Ryan Paul Ars Technica: "Microsoft announced yesterday the official release of Silverlight 1.0, a versatile .NET development framework that makes it possible for developers to build web applications that incorporate rich media content and elaborate user interfaces." [jd sez: Interesting phrasing, considering that .NET development has been pushed back to perhaps sometime in 2008.]

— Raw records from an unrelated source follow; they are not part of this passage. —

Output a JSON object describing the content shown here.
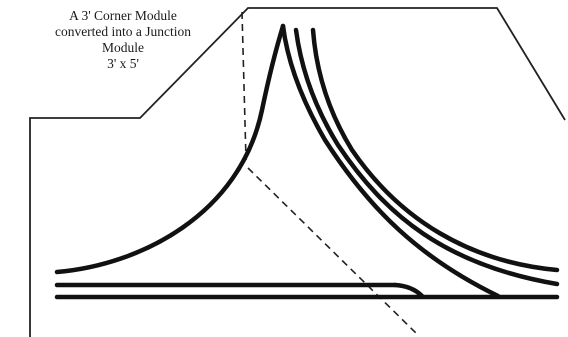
{
  "title": {
    "line1": "A 3' Corner Module",
    "line2": "converted into a Junction",
    "line3": "Module",
    "dimensions": "3' x 5'"
  },
  "colors": {
    "background": "#ffffff",
    "line": "#111111"
  }
}
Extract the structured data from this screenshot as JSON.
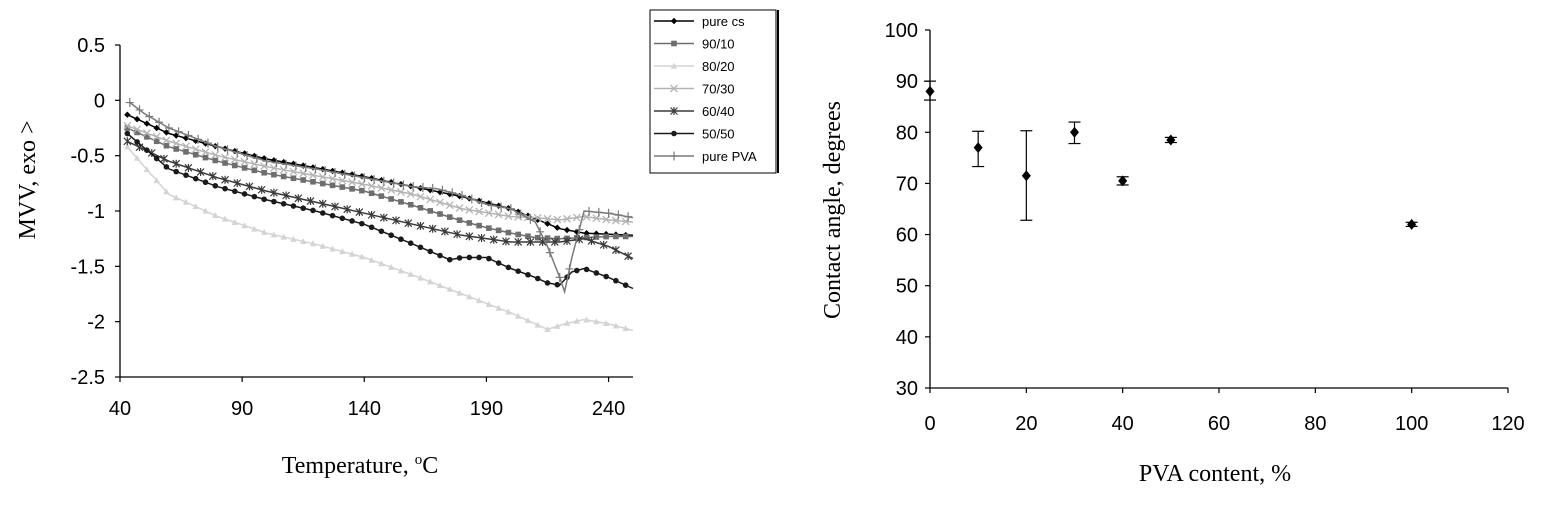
{
  "chart_data": [
    {
      "type": "line",
      "title": "",
      "xlabel": "Temperature, ",
      "xlabel_sup": "o",
      "xlabel_suffix": "C",
      "ylabel": "MVV, exo >",
      "xlim": [
        40,
        250
      ],
      "ylim": [
        -2.5,
        0.5
      ],
      "xticks": [
        "40",
        "90",
        "140",
        "190",
        "240"
      ],
      "yticks": [
        "0.5",
        "0",
        "-0.5",
        "-1",
        "-1.5",
        "-2",
        "-2.5"
      ],
      "grid": false,
      "legend": "top-right",
      "series": [
        {
          "name": "pure cs",
          "color": "#000000",
          "marker": "diamond",
          "x": [
            43,
            60,
            80,
            100,
            120,
            140,
            160,
            180,
            200,
            210,
            220,
            230,
            240,
            250
          ],
          "y": [
            -0.13,
            -0.3,
            -0.42,
            -0.53,
            -0.61,
            -0.69,
            -0.78,
            -0.87,
            -0.98,
            -1.07,
            -1.16,
            -1.2,
            -1.21,
            -1.22
          ]
        },
        {
          "name": "90/10",
          "color": "#6e6e6e",
          "marker": "square",
          "x": [
            43,
            60,
            80,
            100,
            120,
            140,
            160,
            180,
            190,
            200,
            210,
            220,
            230,
            240,
            250
          ],
          "y": [
            -0.25,
            -0.42,
            -0.55,
            -0.66,
            -0.74,
            -0.82,
            -0.95,
            -1.09,
            -1.15,
            -1.2,
            -1.24,
            -1.25,
            -1.24,
            -1.23,
            -1.23
          ]
        },
        {
          "name": "80/20",
          "color": "#d4d4d4",
          "marker": "triangle",
          "x": [
            43,
            50,
            60,
            80,
            100,
            120,
            140,
            160,
            180,
            200,
            215,
            222,
            230,
            240,
            250
          ],
          "y": [
            -0.42,
            -0.6,
            -0.85,
            -1.05,
            -1.2,
            -1.3,
            -1.42,
            -1.58,
            -1.75,
            -1.92,
            -2.07,
            -2.02,
            -1.98,
            -2.02,
            -2.08
          ]
        },
        {
          "name": "70/30",
          "color": "#b4b4b4",
          "marker": "x",
          "x": [
            43,
            60,
            80,
            100,
            120,
            140,
            160,
            180,
            200,
            210,
            220,
            230,
            240,
            250
          ],
          "y": [
            -0.23,
            -0.37,
            -0.5,
            -0.6,
            -0.68,
            -0.76,
            -0.85,
            -0.98,
            -1.05,
            -1.06,
            -1.08,
            -1.05,
            -1.08,
            -1.1
          ]
        },
        {
          "name": "60/40",
          "color": "#3a3a3a",
          "marker": "star",
          "x": [
            43,
            60,
            80,
            100,
            120,
            140,
            160,
            180,
            200,
            210,
            220,
            230,
            240,
            250
          ],
          "y": [
            -0.37,
            -0.55,
            -0.7,
            -0.82,
            -0.92,
            -1.02,
            -1.12,
            -1.22,
            -1.28,
            -1.28,
            -1.28,
            -1.25,
            -1.32,
            -1.43
          ]
        },
        {
          "name": "50/50",
          "color": "#1a1a1a",
          "marker": "circle",
          "x": [
            43,
            60,
            80,
            100,
            120,
            140,
            160,
            175,
            180,
            190,
            200,
            210,
            215,
            220,
            225,
            230,
            240,
            250
          ],
          "y": [
            -0.3,
            -0.62,
            -0.78,
            -0.9,
            -1.0,
            -1.12,
            -1.3,
            -1.44,
            -1.42,
            -1.42,
            -1.52,
            -1.6,
            -1.65,
            -1.67,
            -1.55,
            -1.52,
            -1.6,
            -1.7
          ]
        },
        {
          "name": "pure PVA",
          "color": "#7a7a7a",
          "marker": "plus",
          "x": [
            44,
            50,
            60,
            80,
            100,
            120,
            140,
            160,
            170,
            180,
            190,
            200,
            210,
            215,
            220,
            222,
            225,
            230,
            240,
            250
          ],
          "y": [
            -0.02,
            -0.12,
            -0.25,
            -0.42,
            -0.55,
            -0.62,
            -0.7,
            -0.78,
            -0.8,
            -0.86,
            -0.94,
            -0.98,
            -1.1,
            -1.32,
            -1.6,
            -1.73,
            -1.42,
            -1.0,
            -1.02,
            -1.06
          ]
        }
      ]
    },
    {
      "type": "scatter",
      "title": "",
      "xlabel": "PVA content, %",
      "ylabel": "Contact angle, degrees",
      "xlim": [
        0,
        120
      ],
      "ylim": [
        30,
        100
      ],
      "xticks": [
        "0",
        "20",
        "40",
        "60",
        "80",
        "100",
        "120"
      ],
      "yticks": [
        "100",
        "90",
        "80",
        "70",
        "60",
        "50",
        "40",
        "30"
      ],
      "grid": false,
      "legend": "none",
      "series": [
        {
          "marker": "diamond",
          "color": "#000000",
          "x": [
            0,
            10,
            20,
            30,
            40,
            50,
            100
          ],
          "y": [
            88,
            77,
            71.5,
            80,
            70.5,
            78.5,
            62
          ],
          "err_low": [
            1.7,
            3.7,
            8.7,
            2.2,
            0.8,
            0.5,
            0.4
          ],
          "err_high": [
            2.0,
            3.2,
            8.8,
            2.0,
            0.8,
            0.5,
            0.4
          ]
        }
      ]
    }
  ]
}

Later: "'Until today, it was casual,' [Novell's Miguel] de Icaza told Ars, referring to his team's relationship with Microsoft's Silverlight developers. 'Today we signed the agreement in which we will get access to test suites, specifications and more.'" [jd sez: Usually the problem with specs & testing harnesses is in getting them cleaned up for external use. In this case, I'm not sure why compatibility testing suites would be cleaned up but not generally published.]
http://arstechnica.com/news.ars/post/20070905-microsoft-releases-silverlight-1-0-announces-linux-support.html


J. Nicholas Hoover in InformationWeek: "Microsoft said it won't use Windows Update to push Silverlight out to consumers, instead relying on content providers and Microsoft.com... Goldfarb said Microsoft's now on track to have Silverlight 1.1 out by next summer."
http://www.informationweek.com/news/showArticle.jhtml?articleID=201804086


Rich Ziade: "When I think of Microsoft, I imagine a big fat gambler strolling into the casino in a three-piece suit and a cigar. He saunters up to the roulette table, drops a pile of $100 chips and proceeds to put a chip on every number, black and red. He can't lose."
http://www.basement.org/2007/09/microsofts_silverlight_yet_ano.html


In comments at Slashdot, Novell's Miguel de Icaza answers questions about the scope of spec/test cross-licensing. "The specs as published on the web are pretty complete as far as a programming API goes. But there are some things that we do not quite understand how they work, either because the docs are not as complete as they should be, or because as implementors we need more details about the internals than those that are visible to the end user... access to the specs is basically access to some documents and explanations that might not have made it to the public specification."